Our staff grew as well. Catherine Goff, who had agreed to work as our receptionist/bookkeeper for a few months until she found a job which better used her phi-beta kappa college degree helped us grow our systems and staff over the next decade. We assembled a great team. Engineers Bob Israel, Vince Werner, and Jim Wilson rounded out the staff joined by interns Sony Felho & Brett Eliason. Bob Israel encouraged us to upgrade Studio A so we did – adding a brand new huge (for us) MCI console and 24-track recorder. Equipment wise, we had hit the big time.
Terry Date, then a recent graduate of Eastern Washington State University in Cheney heard about our new purchases and called me with an idea. At the time Terry was doing live sound for many of Seattle’s big bands and pretty much knew everyone in the bubbling Seattle music scene. Terry said that while he knew we could keep Studio A busy with production during the day, he could keep it busy at night recording local rock bands. Because the idea was untested, and a bit scary, we decided to share the risk and Terry came onboard with a modest draw and an incentive plan optimized for explosive growth. And boy, did Terry ever deliver, launching the “legitimate” music side of Lawson Productions and his stellar career as a music producer.
Other studios also flourished in Seattle at the time.
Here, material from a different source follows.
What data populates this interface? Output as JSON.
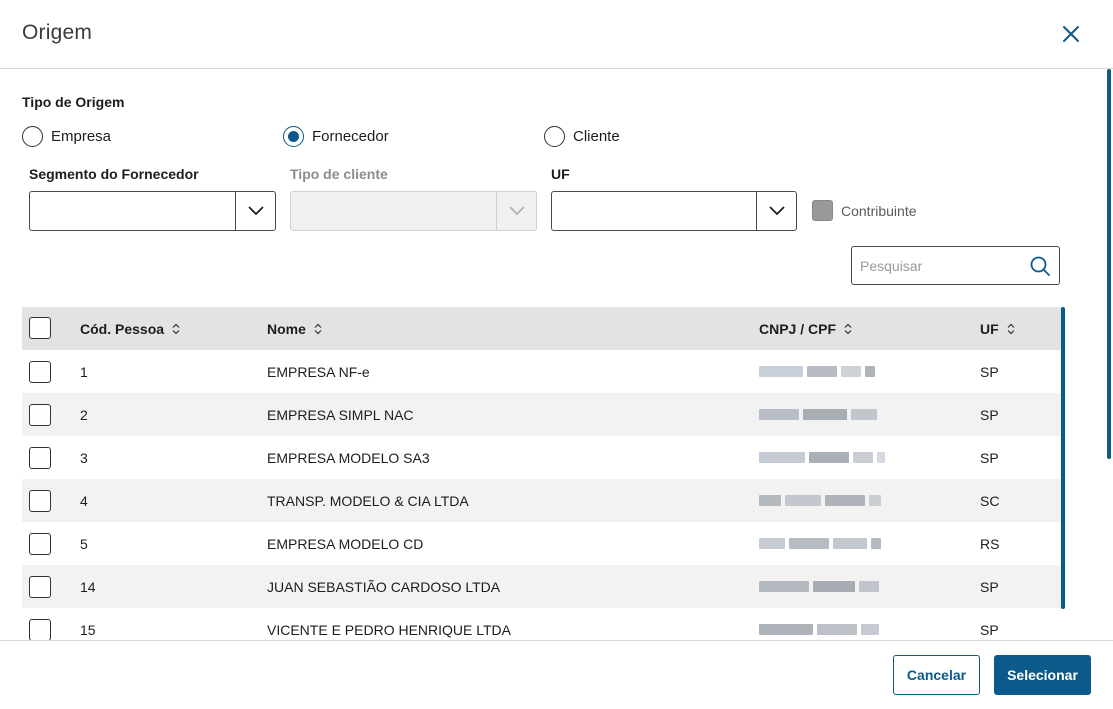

The Music Source continued to add rooms, and Terry MacDonald, a veteran voice talent, morning DJ, and engineer extraordinaire opened his first studio next to the post office in Pioneer Square. MacDonald recording became our fiercest competition. His location, right in Pioneer Square offered the perfect antidote to our “free client parking”, as many of the big Seattle agencies had moved to Pioneer Square and it was a lot easier for them to walk to MacDonald Recording then to walk to their cars and drive uptown. Terry’s other edge was the introduction of “digital” recording to the Seattle region.